Pathogenic bacteria can reside in a mammalian host for a life-long period and chronic carriers form a reservoir leading to recurrent infections. Despite the importance of chronic infections for public health, how a subset of pathogens escape the host’s immune surveillance and how the host contains the spread of bacteria are still poorly understood. Scientists within the Single-Cell Analysis group develop and use single-cell transcriptomics and computational approaches to decipher the microenvironments of individual pathogens and ultimately their functional consequences on infection outcome. This group is located at the Helmholtz Institute for RNA-based Infection Research (HIRI).
“Single-cell sequencing is a terrific scientific revolution equivalent to genome sequencing. In ten years from now, all biology including infection biology will turn to be quantitative, predictive and mostly based on single-cell.”
Antoine-Emmanuel Saliba performed his undergraduate studies in biochemical engineering at the INSA Toulouse (France) and performed his PhD work under the supervision of Jean-Louis Viovy at the Institut Curie (Paris, France).

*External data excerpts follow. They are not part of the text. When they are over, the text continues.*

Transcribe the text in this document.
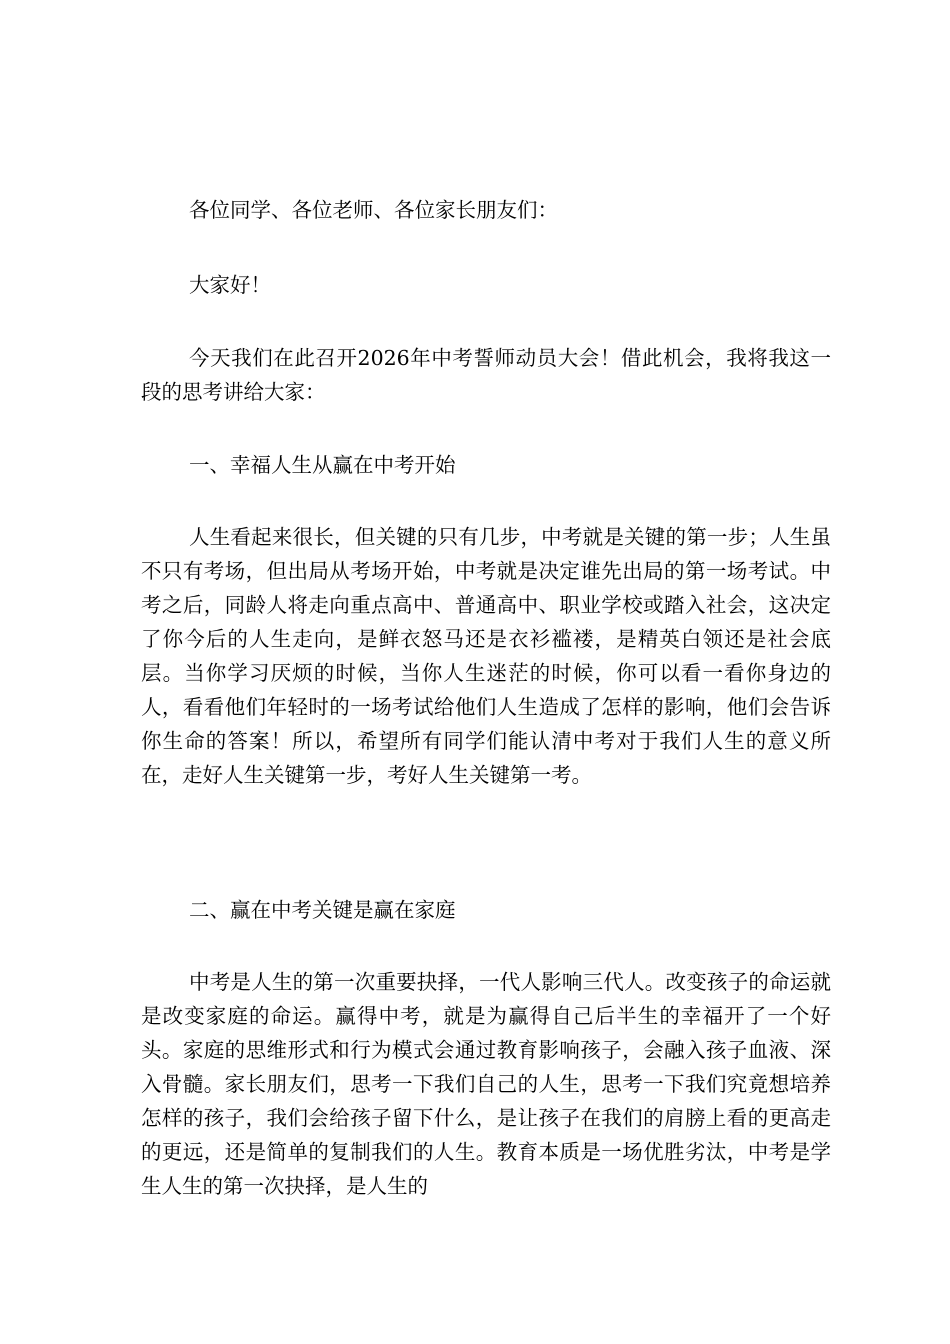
各位同学、各位老师、各位家长朋友们：

大家好！

今天我们在此召开2026年中考誓师动员大会！借此机会，我将我这一段的思考讲给大家：

一、幸福人生从赢在中考开始

人生看起来很长，但关键的只有几步，中考就是关键的第一步；人生虽不只有考场，但出局从考场开始，中考就是决定谁先出局的第一场考试。中考之后，同龄人将走向重点高中、普通高中、职业学校或踏入社会，这决定了你今后的人生走向，是鲜衣怒马还是衣衫褴褛，是精英白领还是社会底层。当你学习厌烦的时候，当你人生迷茫的时候，你可以看一看你身边的人，看看他们年轻时的一场考试给他们人生造成了怎样的影响，他们会告诉你生命的答案！所以，希望所有同学们能认清中考对于我们人生的意义所在，走好人生关键第一步，考好人生关键第一考。

二、赢在中考关键是赢在家庭

中考是人生的第一次重要抉择，一代人影响三代人。改变孩子的命运就是改变家庭的命运。赢得中考，就是为赢得自己后半生的幸福开了一个好头。家庭的思维形式和行为模式会通过教育影响孩子，会融入孩子血液、深入骨髓。家长朋友们，思考一下我们自己的人生，思考一下我们究竟想培养怎样的孩子，我们会给孩子留下什么，是让孩子在我们的肩膀上看的更高走的更远，还是简单的复制我们的人生。教育本质是一场优胜劣汰，中考是学生人生的第一次抉择，是人生的
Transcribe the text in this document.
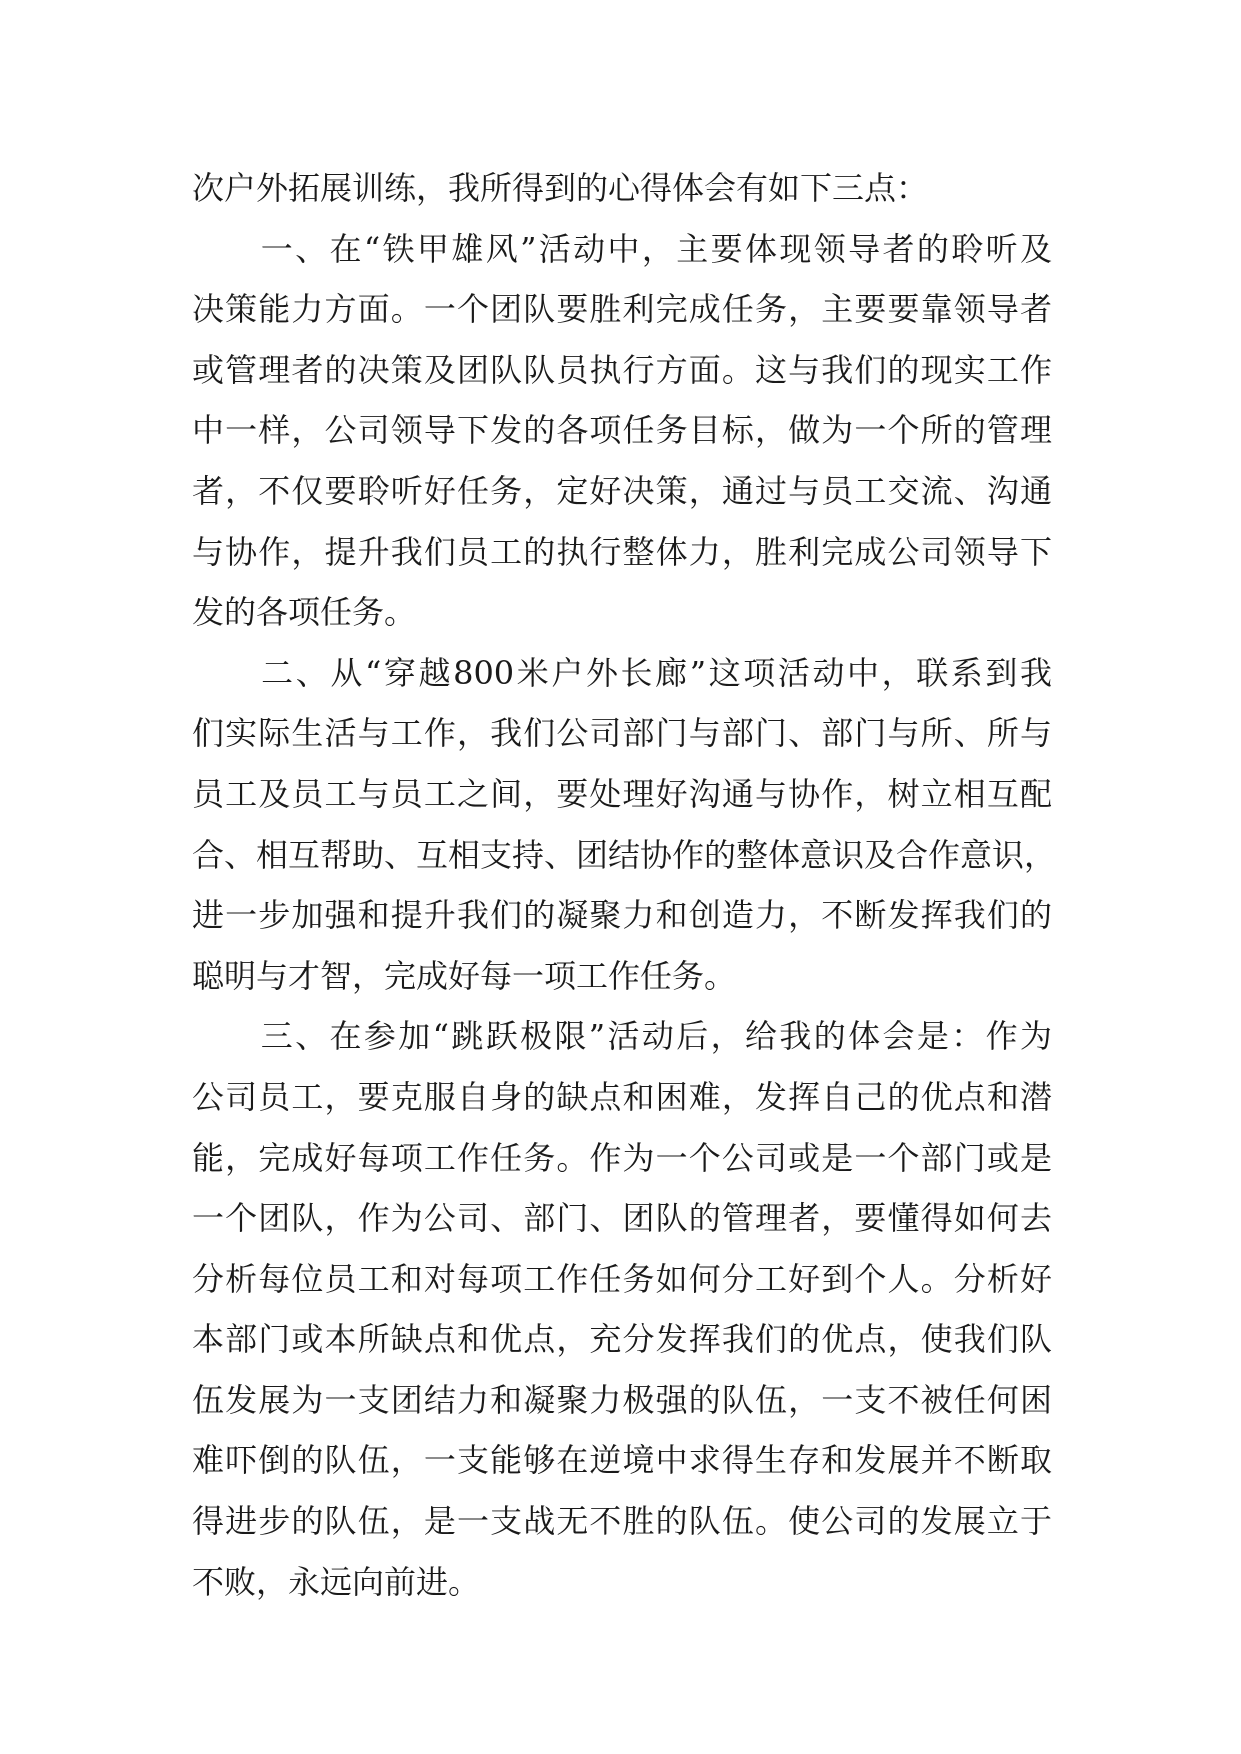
次户外拓展训练，我所得到的心得体会有如下三点：
　　一、在“铁甲雄风”活动中，主要体现领导者的聆听及
决策能力方面。一个团队要胜利完成任务，主要要靠领导者
或管理者的决策及团队队员执行方面。这与我们的现实工作
中一样，公司领导下发的各项任务目标，做为一个所的管理
者，不仅要聆听好任务，定好决策，通过与员工交流、沟通
与协作，提升我们员工的执行整体力，胜利完成公司领导下
发的各项任务。
　　二、从“穿越800米户外长廊”这项活动中，联系到我
们实际生活与工作，我们公司部门与部门、部门与所、所与
员工及员工与员工之间，要处理好沟通与协作，树立相互配
合、相互帮助、互相支持、团结协作的整体意识及合作意识，
进一步加强和提升我们的凝聚力和创造力，不断发挥我们的
聪明与才智，完成好每一项工作任务。
　　三、在参加“跳跃极限”活动后，给我的体会是：作为
公司员工，要克服自身的缺点和困难，发挥自己的优点和潜
能，完成好每项工作任务。作为一个公司或是一个部门或是
一个团队，作为公司、部门、团队的管理者，要懂得如何去
分析每位员工和对每项工作任务如何分工好到个人。分析好
本部门或本所缺点和优点，充分发挥我们的优点，使我们队
伍发展为一支团结力和凝聚力极强的队伍，一支不被任何困
难吓倒的队伍，一支能够在逆境中求得生存和发展并不断取
得进步的队伍，是一支战无不胜的队伍。使公司的发展立于
不败，永远向前进。
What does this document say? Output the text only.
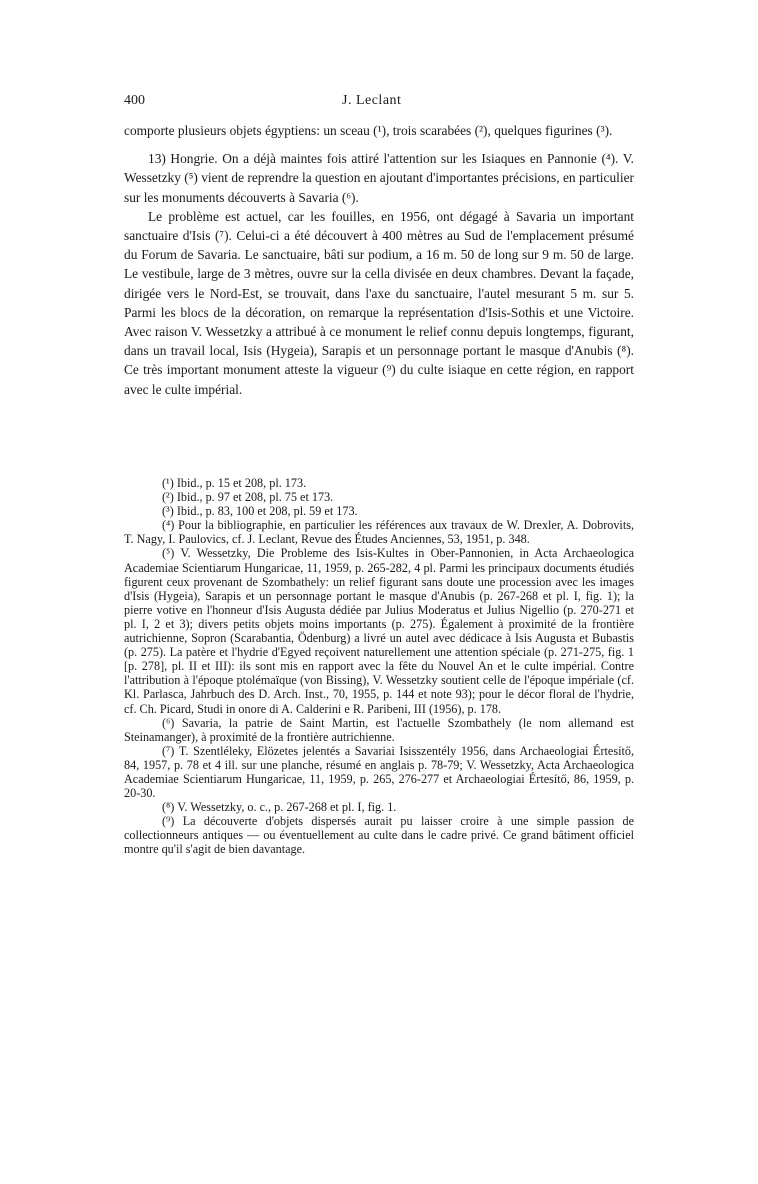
400	J. Leclant

comporte plusieurs objets égyptiens: un sceau (¹), trois scarabées (²), quelques figurines (³).

13) Hongrie. On a déjà maintes fois attiré l'attention sur les Isiaques en Pannonie (⁴). V. Wessetzky (⁵) vient de reprendre la question en ajoutant d'importantes précisions, en particulier sur les monuments découverts à Savaria (⁶).

Le problème est actuel, car les fouilles, en 1956, ont dégagé à Savaria un important sanctuaire d'Isis (⁷). Celui-ci a été découvert à 400 mètres au Sud de l'emplacement présumé du Forum de Savaria. Le sanctuaire, bâti sur podium, a 16 m. 50 de long sur 9 m. 50 de large. Le vestibule, large de 3 mètres, ouvre sur la cella divisée en deux chambres. Devant la façade, dirigée vers le Nord-Est, se trouvait, dans l'axe du sanctuaire, l'autel mesurant 5 m. sur 5. Parmi les blocs de la décoration, on remarque la représentation d'Isis-Sothis et une Victoire. Avec raison V. Wessetzky a attribué à ce monument le relief connu depuis longtemps, figurant, dans un travail local, Isis (Hygeia), Sarapis et un personnage portant le masque d'Anubis (⁸). Ce très important monument atteste la vigueur (⁹) du culte isiaque en cette région, en rapport avec le culte impérial.

(¹) Ibid., p. 15 et 208, pl. 173.

(²) Ibid., p. 97 et 208, pl. 75 et 173.

(³) Ibid., p. 83, 100 et 208, pl. 59 et 173.

(⁴) Pour la bibliographie, en particulier les références aux travaux de W. Drexler, A. Dobrovits, T. Nagy, I. Paulovics, cf. J. Leclant, Revue des Études Anciennes, 53, 1951, p. 348.

(⁵) V. Wessetzky, Die Probleme des Isis-Kultes in Ober-Pannonien, in Acta Archaeologica Academiae Scientiarum Hungaricae, 11, 1959, p. 265-282, 4 pl. Parmi les principaux documents étudiés figurent ceux provenant de Szombathely: un relief figurant sans doute une procession avec les images d'Isis (Hygeia), Sarapis et un personnage portant le masque d'Anubis (p. 267-268 et pl. I, fig. 1); la pierre votive en l'honneur d'Isis Augusta dédiée par Julius Moderatus et Julius Nigellio (p. 270-271 et pl. I, 2 et 3); divers petits objets moins importants (p. 275). Également à proximité de la frontière autrichienne, Sopron (Scarabantia, Ödenburg) a livré un autel avec dédicace à Isis Augusta et Bubastis (p. 275). La patère et l'hydrie d'Egyed reçoivent naturellement une attention spéciale (p. 271-275, fig. 1 [p. 278], pl. II et III): ils sont mis en rapport avec la fête du Nouvel An et le culte impérial. Contre l'attribution à l'époque ptolémaïque (von Bissing), V. Wessetzky soutient celle de l'époque impériale (cf. Kl. Parlasca, Jahrbuch des D. Arch. Inst., 70, 1955, p. 144 et note 93); pour le décor floral de l'hydrie, cf. Ch. Picard, Studi in onore di A. Calderini e R. Paribeni, III (1956), p. 178.

(⁶) Savaria, la patrie de Saint Martin, est l'actuelle Szombathely (le nom allemand est Steinamanger), à proximité de la frontière autrichienne.

(⁷) T. Szentléleky, Elözetes jelentés a Savariai Isisszentély 1956, dans Archaeologiai Értesítő, 84, 1957, p. 78 et 4 ill. sur une planche, résumé en anglais p. 78-79; V. Wessetzky, Acta Archaeologica Academiae Scientiarum Hungaricae, 11, 1959, p. 265, 276-277 et Archaeologiai Értesítő, 86, 1959, p. 20-30.

(⁸) V. Wessetzky, o. c., p. 267-268 et pl. I, fig. 1.

(⁹) La découverte d'objets dispersés aurait pu laisser croire à une simple passion de collectionneurs antiques — ou éventuellement au culte dans le cadre privé. Ce grand bâtiment officiel montre qu'il s'agit de bien davantage.
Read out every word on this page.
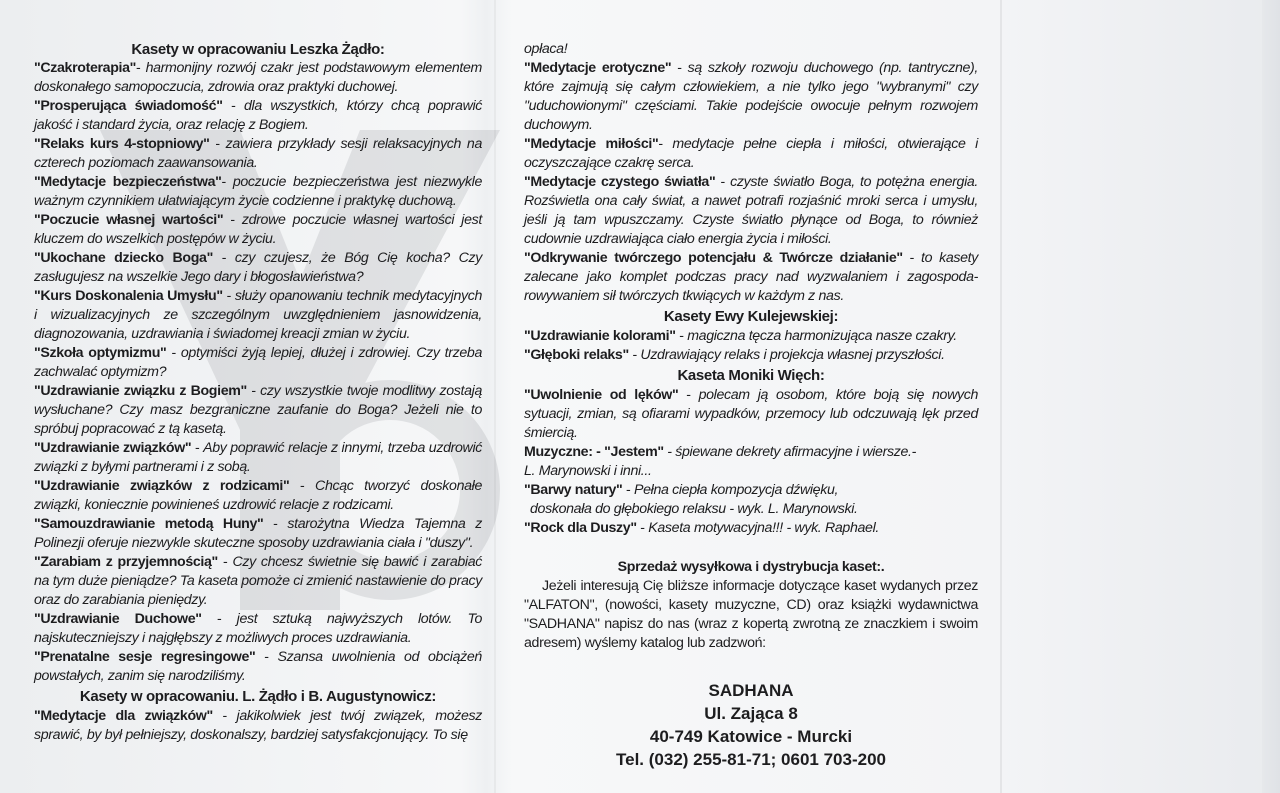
Kasety w opracowaniu Leszka Żądło:

"Czakroterapia"- harmonijny rozwój czakr jest podstawowym elementem doskonałego samopoczucia, zdrowia oraz praktyki duchowej.

"Prosperująca świadomość" - dla wszystkich, którzy chcą poprawić jakość i standard życia, oraz relację z Bogiem.

"Relaks kurs 4-stopniowy" - zawiera przykłady sesji relaksacyjnych na czterech poziomach zaawansowania.

"Medytacje bezpieczeństwa"- poczucie bezpieczeństwa jest niezwykle ważnym czynnikiem ułatwiającym życie codzienne i praktykę duchową.

"Poczucie własnej wartości" - zdrowe poczucie własnej wartości jest kluczem do wszelkich postępów w życiu.

"Ukochane dziecko Boga" - czy czujesz, że Bóg Cię kocha? Czy zasługujesz na wszelkie Jego dary i błogosławieństwa?

"Kurs Doskonalenia Umysłu" - służy opanowaniu technik medytacyjnych i wizualizacyjnych ze szczególnym uwzględnieniem jasnowidzenia, diagnozowania, uzdrawiania i świadomej kreacji zmian w życiu.

"Szkoła optymizmu" - optymiści żyją lepiej, dłużej i zdrowiej. Czy trzeba zachwalać optymizm?

"Uzdrawianie związku z Bogiem" - czy wszystkie twoje modlitwy zostają wysłuchane? Czy masz bezgraniczne zaufanie do Boga? Jeżeli nie to spróbuj popracować z tą kasetą.

"Uzdrawianie związków" - Aby poprawić relacje z innymi, trzeba uzdrowić związki z byłymi partnerami i z sobą.

"Uzdrawianie związków z rodzicami" - Chcąc tworzyć doskonałe związki, koniecznie powinieneś uzdrowić relacje z rodzicami.

"Samouzdrawianie metodą Huny" - starożytna Wiedza Tajemna z Polinezji oferuje niezwykle skuteczne sposoby uzdrawiania ciała i "duszy".

"Zarabiam z przyjemnością" - Czy chcesz świetnie się bawić i zarabiać na tym duże pieniądze? Ta kaseta pomoże ci zmienić nastawienie do pracy oraz do zarabiania pieniędzy.

"Uzdrawianie Duchowe" - jest sztuką najwyższych lotów. To najskuteczniejszy i najgłębszy z możliwych proces uzdrawiania.

"Prenatalne sesje regresingowe" - Szansa uwolnienia od obciążeń powstałych, zanim się narodziliśmy.

Kasety w opracowaniu. L. Żądło i B. Augustynowicz:

"Medytacje dla związków" - jakikolwiek jest twój związek, możesz sprawić, by był pełniejszy, doskonalszy, bardziej satysfakcjonujący. To się

opłaca!

"Medytacje erotyczne" - są szkoły rozwoju duchowego (np. tantryczne), które zajmują się całym człowiekiem, a nie tylko jego "wybranymi" czy "uduchowionymi" częściami. Takie podejście owocuje pełnym rozwojem duchowym.

"Medytacje miłości"- medytacje pełne ciepła i miłości, otwierające i oczyszczające czakrę serca.

"Medytacje czystego światła" - czyste światło Boga, to potężna energia. Rozświetla ona cały świat, a nawet potrafi rozjaśnić mroki serca i umysłu, jeśli ją tam wpuszczamy. Czyste światło płynące od Boga, to również cudownie uzdrawiająca ciało energia życia i miłości.

"Odkrywanie twórczego potencjału & Twórcze działanie" - to kasety zalecane jako komplet podczas pracy nad wyzwalaniem i zagospoda-rowywaniem sił twórczych tkwiących w każdym z nas.

Kasety Ewy Kulejewskiej:

"Uzdrawianie kolorami" - magiczna tęcza harmonizująca nasze czakry.

"Głęboki relaks" - Uzdrawiający relaks i projekcja własnej przyszłości.

Kaseta Moniki Więch:

"Uwolnienie od lęków" - polecam ją osobom, które boją się nowych sytuacji, zmian, są ofiarami wypadków, przemocy lub odczuwają lęk przed śmiercią.

Muzyczne: - "Jestem" - śpiewane dekrety afirmacyjne i wiersze.-

L. Marynowski i inni...

"Barwy natury" - Pełna ciepła kompozycja dźwięku,

doskonała do głębokiego relaksu - wyk. L. Marynowski.

"Rock dla Duszy" - Kaseta motywacyjna!!! - wyk. Raphael.

Sprzedaż wysyłkowa i dystrybucja kaset:.

Jeżeli interesują Cię bliższe informacje dotyczące kaset wydanych przez "ALFATON", (nowości, kasety muzyczne, CD) oraz książki wydawnictwa "SADHANA" napisz do nas (wraz z kopertą zwrotną ze znaczkiem i swoim adresem) wyślemy katalog lub zadzwoń:

SADHANA
Ul. Zająca 8
40-749 Katowice - Murcki
Tel. (032) 255-81-71; 0601 703-200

During this time he pioneered the development of microfluidics-based integrated systems to sort and analyse rare cancer cell subpopulations. As postdoctoral EIPOD-fellow within the European Molecular Biology Laboratory (EMBL, Heidelberg, Germany), he developed one of the first systems-biology approaches to track protein-lipid interactions on the genome-scale. After this period, he joined the Vogel lab in Würzburg as senior postdoc where he introduced the use of single-cell RNA-seq to track the fate of individual infected cells with Salmonella enterica. Since 2017, he leads the Single-cell Analysis group within HIRI.